Photo Walking with Purpose
A recent photo walk taught me some things about seeing and how we influence what we see by what we are looking for.
I’ve often taken walks with my camera, just looking for interesting topics. Turns out that is a massive project because there are almost an unlimited number of pictures in any given location if you consider everything from the microscopic to the panoramic, especially if one adds artistic modifications.
Instead, the other day I tried taking a walk with the goal of producing a picture of a plant, a flower or similar, isolated from its surroundings. I want to make a series of such pictures to explore concepts of individuality, solitude, being alone versus loneliness, relationship, etc. So, in order to build a set of photos that might work, I looked just for such scenes.
The picture in this post is an example of something captured.
However, I realized later that I had missed other potential pictures noticed on previous photo walks through the same area. They were interesting to me, and sometimes part of other potential projects, but not examples of the current focus. So, focusing on seeing just the one type of scene made me miss other interesting ones.

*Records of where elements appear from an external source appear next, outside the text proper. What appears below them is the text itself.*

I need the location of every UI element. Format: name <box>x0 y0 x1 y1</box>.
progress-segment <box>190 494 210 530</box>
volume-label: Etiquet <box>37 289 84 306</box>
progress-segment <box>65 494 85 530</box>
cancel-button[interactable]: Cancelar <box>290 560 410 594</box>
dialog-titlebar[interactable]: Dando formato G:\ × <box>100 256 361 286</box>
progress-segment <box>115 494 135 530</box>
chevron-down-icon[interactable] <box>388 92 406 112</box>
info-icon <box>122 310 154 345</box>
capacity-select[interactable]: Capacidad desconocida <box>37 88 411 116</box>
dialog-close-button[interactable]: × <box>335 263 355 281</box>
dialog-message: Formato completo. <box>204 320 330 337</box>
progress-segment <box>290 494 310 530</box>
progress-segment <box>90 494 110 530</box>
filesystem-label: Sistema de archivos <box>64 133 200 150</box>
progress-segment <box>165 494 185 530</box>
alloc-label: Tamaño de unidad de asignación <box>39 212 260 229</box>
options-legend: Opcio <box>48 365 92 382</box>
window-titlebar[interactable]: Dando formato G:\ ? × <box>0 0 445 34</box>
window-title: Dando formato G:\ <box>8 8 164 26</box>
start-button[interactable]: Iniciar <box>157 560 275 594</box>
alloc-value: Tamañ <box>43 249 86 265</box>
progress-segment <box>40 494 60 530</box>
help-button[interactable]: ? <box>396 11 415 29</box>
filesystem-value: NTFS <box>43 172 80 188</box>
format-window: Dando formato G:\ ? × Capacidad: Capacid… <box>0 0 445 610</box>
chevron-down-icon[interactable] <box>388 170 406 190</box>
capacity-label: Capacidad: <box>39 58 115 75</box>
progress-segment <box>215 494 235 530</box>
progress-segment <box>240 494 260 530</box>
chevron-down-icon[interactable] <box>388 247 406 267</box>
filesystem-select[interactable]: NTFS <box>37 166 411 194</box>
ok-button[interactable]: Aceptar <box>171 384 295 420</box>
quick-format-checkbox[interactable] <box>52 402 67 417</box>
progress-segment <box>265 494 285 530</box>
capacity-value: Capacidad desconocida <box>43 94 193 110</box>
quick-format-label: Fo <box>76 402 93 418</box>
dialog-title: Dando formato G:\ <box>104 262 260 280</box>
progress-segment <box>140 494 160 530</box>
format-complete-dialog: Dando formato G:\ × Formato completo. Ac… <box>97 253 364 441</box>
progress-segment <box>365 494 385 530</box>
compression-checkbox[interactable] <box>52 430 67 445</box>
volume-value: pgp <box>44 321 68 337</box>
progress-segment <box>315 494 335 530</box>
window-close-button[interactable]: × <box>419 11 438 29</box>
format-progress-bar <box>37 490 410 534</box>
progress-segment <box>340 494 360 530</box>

This seems pretty obvious in retrospect, but made me realize how much more there is to see than we notice, depending on our focus, how much there really is to explore.
Another observation was that there were some scenes that were not the type of thing I was looking for, that nevertheless evoked some of the concepts that I ultimately want to explore. Perhaps a bit of moss hanging from the tip of a branch or a lone tree in the middle of a field. However, since they weren’t what I was looking for, I deliberately passed them by.
There is a difference between what a picture is of, and what it is about.
William Jenkins
Looking for a particular type of picture was different than looking for any picture that evoked a particular idea.
So for me, there are at least three different ways to move through an environment: looking for anything of interest, looking for a particular type of picture, and looking for illustrations of ideas.
Not that profound, but wanted to write it down as something to think about while moving through this exploration of photography.
This blog needs to be rebuilt to fix a number of technical issues, and I am considering expanding it to include more explorations of regular photography, including reflections on taking pictures, as I learn about the art. This post moves a little in that direction.